Crise économique : stop ou encore ?

Le contraste ne pourrait pas être plus saisissant. D’une part, le rebond des bourses se poursuit (plus de 8200 points à Wall Street, plus de 3150 pour le CAC 40), de l’autre, la plupart des nouvelles économiques restent fondamentalement mauvaises. Que se passe-t-il ?

Le verre à moitié vide…

Il faut dire que la hausse de la bourse n’est pas forcément bon signe : entre 1929 et 1932, par cinq fois, Wall Street avait connu un épisode de hausse de plus de 20% avant de retomber encore plus bas. Et d’ailleurs, les Etats-Unis ont annoncé que le PIB Américain a baissé de 6,1% en rythme annuel au premier trimestre 2009, après une baisse de 6,3% au quatrième trimestre 2008. En à peine 6 mois, la première économie de la planète a vu sa taille fondre de 3%.

Encore pire, le scénario déflationniste semble se mettre en place puisqu’à fin mars, les prix baissaient de 0,4% sur un an outre-Atlantique, démultipliant la baisse de l’activité. Les chiffres de baisse de la production industrielle donnent le tournis : -13% aux Etats-Unis et en Grande-Bretagne en mars, -15% en France, -20% en Allemagne et en Italie, -24% en Espagne et –34% au Japon ! Partout, le chômage explose.

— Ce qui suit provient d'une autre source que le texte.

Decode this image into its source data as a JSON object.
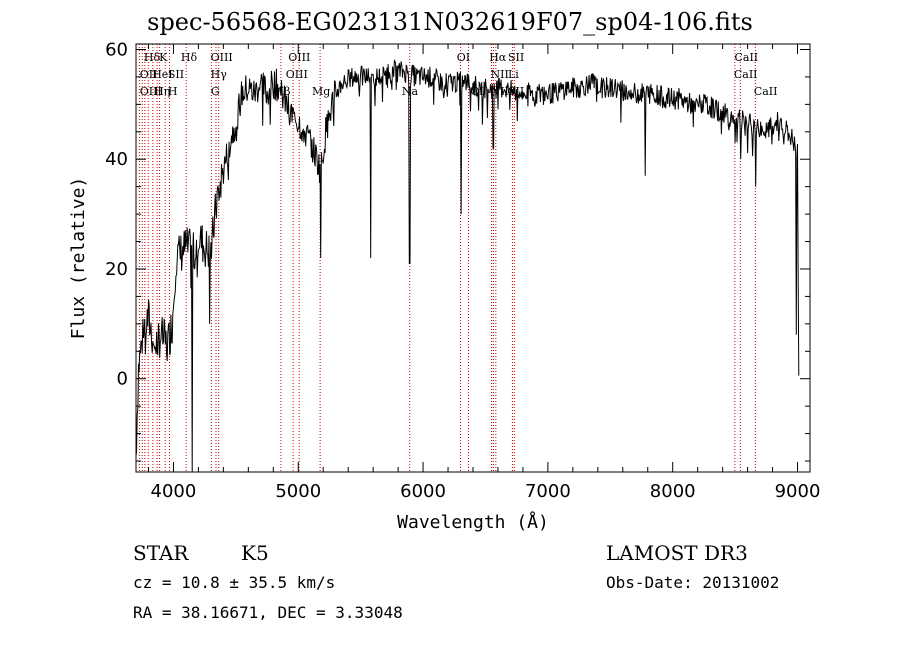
{
  "chart_data": {
    "type": "line",
    "title": "spec-56568-EG023131N032619F07_sp04-106.fits",
    "xlabel": "Wavelength (Å)",
    "ylabel": "Flux (relative)",
    "xlim": [
      3700,
      9100
    ],
    "ylim": [
      -17,
      61
    ],
    "xticks": [
      4000,
      5000,
      6000,
      7000,
      8000,
      9000
    ],
    "xtick_labels": [
      "4000",
      "5000",
      "6000",
      "7000",
      "8000",
      "9000"
    ],
    "yticks": [
      0,
      20,
      40,
      60
    ],
    "ytick_labels": [
      "0",
      "20",
      "40",
      "60"
    ],
    "continuum": [
      [
        3700,
        -14
      ],
      [
        3720,
        2
      ],
      [
        3760,
        9
      ],
      [
        3800,
        11
      ],
      [
        3850,
        6
      ],
      [
        3900,
        8
      ],
      [
        3950,
        6
      ],
      [
        3990,
        10
      ],
      [
        4020,
        22
      ],
      [
        4060,
        23
      ],
      [
        4100,
        24
      ],
      [
        4150,
        23
      ],
      [
        4200,
        26
      ],
      [
        4250,
        24
      ],
      [
        4300,
        23
      ],
      [
        4350,
        33
      ],
      [
        4400,
        38
      ],
      [
        4450,
        43
      ],
      [
        4500,
        47
      ],
      [
        4550,
        52
      ],
      [
        4600,
        53
      ],
      [
        4650,
        52
      ],
      [
        4700,
        54
      ],
      [
        4750,
        52
      ],
      [
        4800,
        54
      ],
      [
        4850,
        53
      ],
      [
        4900,
        50
      ],
      [
        4950,
        48
      ],
      [
        5000,
        47
      ],
      [
        5050,
        45
      ],
      [
        5100,
        43
      ],
      [
        5150,
        40
      ],
      [
        5180,
        38
      ],
      [
        5220,
        45
      ],
      [
        5280,
        51
      ],
      [
        5350,
        54
      ],
      [
        5450,
        55
      ],
      [
        5550,
        55
      ],
      [
        5650,
        55
      ],
      [
        5750,
        56
      ],
      [
        5850,
        56
      ],
      [
        5950,
        55
      ],
      [
        6050,
        55
      ],
      [
        6150,
        54
      ],
      [
        6250,
        54
      ],
      [
        6350,
        54
      ],
      [
        6450,
        53
      ],
      [
        6550,
        53
      ],
      [
        6650,
        53
      ],
      [
        6750,
        52
      ],
      [
        6850,
        52
      ],
      [
        6950,
        52
      ],
      [
        7050,
        52
      ],
      [
        7150,
        53
      ],
      [
        7250,
        53
      ],
      [
        7350,
        54
      ],
      [
        7450,
        53
      ],
      [
        7550,
        53
      ],
      [
        7650,
        52
      ],
      [
        7750,
        52
      ],
      [
        7850,
        52
      ],
      [
        7950,
        51
      ],
      [
        8050,
        51
      ],
      [
        8150,
        50
      ],
      [
        8250,
        50
      ],
      [
        8350,
        49
      ],
      [
        8450,
        48
      ],
      [
        8550,
        47
      ],
      [
        8650,
        46
      ],
      [
        8750,
        45
      ],
      [
        8850,
        47
      ],
      [
        8950,
        44
      ],
      [
        9000,
        41
      ],
      [
        9010,
        0
      ]
    ],
    "absorption_lines": [
      {
        "x": 4150,
        "y": -17
      },
      {
        "x": 4290,
        "y": 10
      },
      {
        "x": 5180,
        "y": 22
      },
      {
        "x": 5580,
        "y": 22
      },
      {
        "x": 5893,
        "y": 21
      },
      {
        "x": 6305,
        "y": 30
      },
      {
        "x": 6563,
        "y": 42
      },
      {
        "x": 7780,
        "y": 37
      },
      {
        "x": 8500,
        "y": 43
      },
      {
        "x": 8545,
        "y": 40
      },
      {
        "x": 8665,
        "y": 35
      },
      {
        "x": 8990,
        "y": 8
      }
    ],
    "line_markers": [
      3727,
      3750,
      3771,
      3798,
      3835,
      3869,
      3889,
      3934,
      3969,
      4102,
      4304,
      4341,
      4363,
      4861,
      4959,
      5007,
      5175,
      5893,
      6300,
      6364,
      6548,
      6563,
      6583,
      6716,
      6731,
      8498,
      8542,
      8662
    ],
    "line_labels": [
      {
        "text": "Hδ",
        "x": 3763,
        "row": 0
      },
      {
        "text": "K",
        "x": 3885,
        "row": 0
      },
      {
        "text": "Hδ",
        "x": 4060,
        "row": 0
      },
      {
        "text": "OIII",
        "x": 4298,
        "row": 0
      },
      {
        "text": "OIII",
        "x": 4920,
        "row": 0
      },
      {
        "text": "OI",
        "x": 6270,
        "row": 0
      },
      {
        "text": "Hα",
        "x": 6530,
        "row": 0
      },
      {
        "text": "SII",
        "x": 6680,
        "row": 0
      },
      {
        "text": "CaII",
        "x": 8495,
        "row": 0
      },
      {
        "text": "OII",
        "x": 3730,
        "row": 1
      },
      {
        "text": "HeI",
        "x": 3830,
        "row": 1
      },
      {
        "text": "SII",
        "x": 3955,
        "row": 1
      },
      {
        "text": "Hγ",
        "x": 4298,
        "row": 1
      },
      {
        "text": "OIII",
        "x": 4900,
        "row": 1
      },
      {
        "text": "NII",
        "x": 6540,
        "row": 1
      },
      {
        "text": "Li",
        "x": 6680,
        "row": 1
      },
      {
        "text": "CaII",
        "x": 8490,
        "row": 1
      },
      {
        "text": "OIII",
        "x": 3730,
        "row": 2
      },
      {
        "text": "Hη",
        "x": 3845,
        "row": 2
      },
      {
        "text": "H",
        "x": 3955,
        "row": 2
      },
      {
        "text": "G",
        "x": 4300,
        "row": 2
      },
      {
        "text": "Hβ",
        "x": 4810,
        "row": 2
      },
      {
        "text": "Mg",
        "x": 5110,
        "row": 2
      },
      {
        "text": "Na",
        "x": 5830,
        "row": 2
      },
      {
        "text": "OI",
        "x": 6380,
        "row": 2
      },
      {
        "text": "NII",
        "x": 6540,
        "row": 2
      },
      {
        "text": "SII",
        "x": 6680,
        "row": 2
      },
      {
        "text": "CaII",
        "x": 8650,
        "row": 2
      }
    ]
  },
  "info": {
    "object_type": "STAR",
    "subclass": "K5",
    "survey": "LAMOST DR3",
    "cz_line": "cz = 10.8 ± 35.5 km/s",
    "obs_date_line": "Obs-Date: 20131002",
    "radec_line": "RA =  38.16671, DEC =   3.33048"
  }
}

Bref, la hausse des bourses mondiales semble complètement incongrue et déconnectée de la réalité.

Le verre à moitié plein…

Mais les oiseaux de mauvais augures n’ont pas forcément raison. Ce qui explique le rebond des bourses malgré la publication de ces mauvais chiffres est la conviction que le pire de la crise est désormais derrière nous et qu’il aurait été atteint lors des trois premiers mois de cette année. Bien sûr, le nombre de chômeurs va continuer à augmenter, mais cela ne dérange pas forcément les marchés… En effet, certains indices de confiance remontent : celui des consommateurs aux Etats-Unis comme celui des entreprises en Allemagne.

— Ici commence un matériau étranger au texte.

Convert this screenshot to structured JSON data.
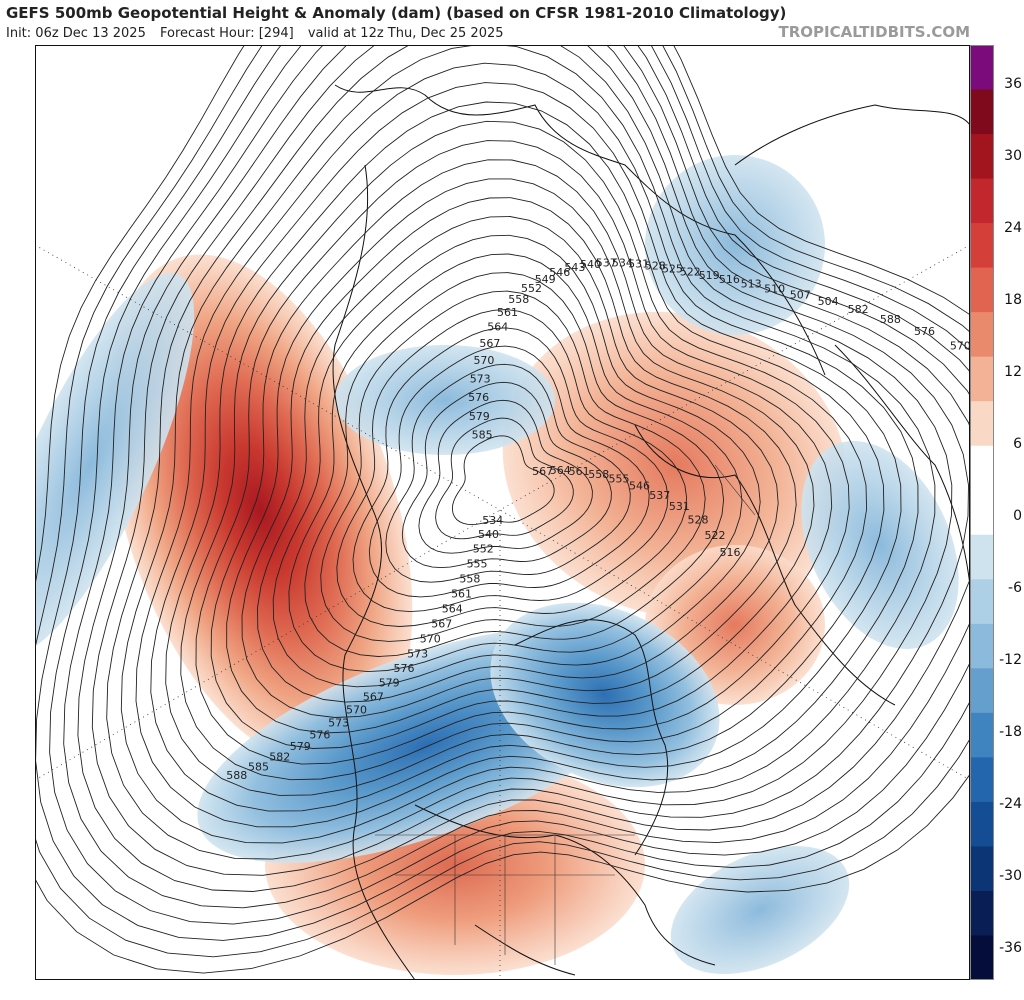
{
  "header": {
    "title": "GEFS 500mb Geopotential Height & Anomaly (dam) (based on CFSR 1981-2010 Climatology)",
    "init": "Init: 06z Dec 13 2025",
    "forecast_hour": "Forecast Hour: [294]",
    "valid": "valid at 12z Thu, Dec 25 2025",
    "credit": "TROPICALTIDBITS.COM"
  },
  "colorbar": {
    "ticks": [
      "36",
      "30",
      "24",
      "18",
      "12",
      "6",
      "0",
      "-6",
      "-12",
      "-18",
      "-24",
      "-30",
      "-36"
    ],
    "colors": [
      "#7b0a7b",
      "#7e0a1c",
      "#a2141e",
      "#c1272d",
      "#d53f3a",
      "#e06450",
      "#ea8a6d",
      "#f3b295",
      "#f9d8c6",
      "#ffffff",
      "#ffffff",
      "#cfe3ef",
      "#aed0e6",
      "#8cbadc",
      "#649fce",
      "#3f83bf",
      "#2466ad",
      "#144d93",
      "#0c3575",
      "#081e54",
      "#050e3a"
    ]
  },
  "map": {
    "contour_labels": [
      "585",
      "579",
      "576",
      "573",
      "570",
      "567",
      "564",
      "561",
      "558",
      "552",
      "549",
      "546",
      "543",
      "540",
      "537",
      "534",
      "531",
      "528",
      "525",
      "522",
      "519",
      "516",
      "513",
      "510",
      "507",
      "504",
      "582",
      "588",
      "576",
      "570",
      "567",
      "564",
      "561",
      "558",
      "555",
      "546",
      "537",
      "531",
      "528",
      "522",
      "516"
    ],
    "north_america_labels": [
      "534",
      "540",
      "552",
      "555",
      "558",
      "561",
      "564",
      "567",
      "570",
      "573",
      "576",
      "579",
      "567",
      "570",
      "573",
      "576",
      "579",
      "582",
      "585",
      "588"
    ]
  }
}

Le scénario d’une reprise semble se préciser. Le risque déflationniste semble endigué : la baisse des prix devrait être limitée et de courte durée. L’activité pourrait reprendre dès le 4ème trimestre 2009, à la faveur d’un comparatif plus favorable avec l’année précédente. Bien sûr, cette reprise sera financée par une hausse vertigineuse de la dette, bien sûr, le chômage aura augmenté de manière dramatique, bien sûr, aucun déséquilibre de l’économie mondiale ne sera traité, mais le système s’est sans doute sauvé.

Même si on ne peut pas en être complètement sûr, la sortie (illusoire) de la crise se précise. Mais le débat sur la refondation en profondeur du capitalisme reste ouvert. Nous devons veiller à ne pas trop crier au loup sous peine de ne pas être écouté demain dans le cadre de ce débat.